AWS Data migration service (DMS) configuration considerations

#awsbigdata #awsdatalake #aws #s3

A data migration to AWS involves leveraging various AWS services tailored to the type of data being migrated:

Relational Database Migration
Use AWS Database Migration Service (DMS) for migrating relational databases.
Additionally, native database tools such as Oracle GoldenGate, SQL Server Replication, bulk load, etc., can be considered based on the source and target environments.
File-Based Migration
Utilize services like AWS Transfer Family and AWS DataSync etc for migrating file-based data efficiently and securely.
Real-Time Data Migration
For streaming or real-time data, consider Amazon Kinesis or Amazon MSK (Managed Streaming for Apache Kafka) to ensure low-latency and scalable data movement.

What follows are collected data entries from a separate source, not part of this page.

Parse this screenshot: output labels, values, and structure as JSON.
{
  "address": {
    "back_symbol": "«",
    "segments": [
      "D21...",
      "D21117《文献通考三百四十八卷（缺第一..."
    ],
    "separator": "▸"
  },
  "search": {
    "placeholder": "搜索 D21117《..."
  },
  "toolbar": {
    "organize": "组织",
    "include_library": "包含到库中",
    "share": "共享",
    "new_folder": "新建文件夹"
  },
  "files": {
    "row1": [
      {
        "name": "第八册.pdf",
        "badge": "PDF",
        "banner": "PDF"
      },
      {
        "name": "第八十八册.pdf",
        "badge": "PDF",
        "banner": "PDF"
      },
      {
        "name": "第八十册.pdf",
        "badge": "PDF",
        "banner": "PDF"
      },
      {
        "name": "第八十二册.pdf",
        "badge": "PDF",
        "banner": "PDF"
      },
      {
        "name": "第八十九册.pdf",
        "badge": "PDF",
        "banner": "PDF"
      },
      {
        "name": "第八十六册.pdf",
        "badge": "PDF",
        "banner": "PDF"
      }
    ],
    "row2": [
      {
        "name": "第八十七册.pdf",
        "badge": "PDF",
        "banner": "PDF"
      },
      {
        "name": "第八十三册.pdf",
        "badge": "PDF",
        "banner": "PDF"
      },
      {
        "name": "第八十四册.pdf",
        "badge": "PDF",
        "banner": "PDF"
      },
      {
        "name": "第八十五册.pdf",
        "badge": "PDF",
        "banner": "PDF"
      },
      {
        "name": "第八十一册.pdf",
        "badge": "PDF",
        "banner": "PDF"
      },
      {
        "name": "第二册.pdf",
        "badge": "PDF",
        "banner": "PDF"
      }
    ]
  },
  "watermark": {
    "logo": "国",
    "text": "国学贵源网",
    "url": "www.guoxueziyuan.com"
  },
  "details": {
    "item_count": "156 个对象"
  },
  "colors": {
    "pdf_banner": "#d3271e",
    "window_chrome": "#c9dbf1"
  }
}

In this blog, we will explore AWS Database Migration Service (DMS)—its core capabilities, configuration options, and key considerations around cost and optimization. Whether one is planning a large-scale migration or a targeted database shift, understanding how to configure DMS effectively and manage associated costs is essential for a successful cloud transition.

AWS DMS:

AWS Database Migration Service is a cloud service to migrate relational databases, NoSQL databases, data warehouses and all other type of data stores into AWS Cloud or between cloud and on-premises setups efficiently and securely. DMS supports several types of source and target databases such as Oracle, MS SQL Server, MySQL, Postgres SQL, Amazon Aurora, AWS RDS, Redshift and S3 etc.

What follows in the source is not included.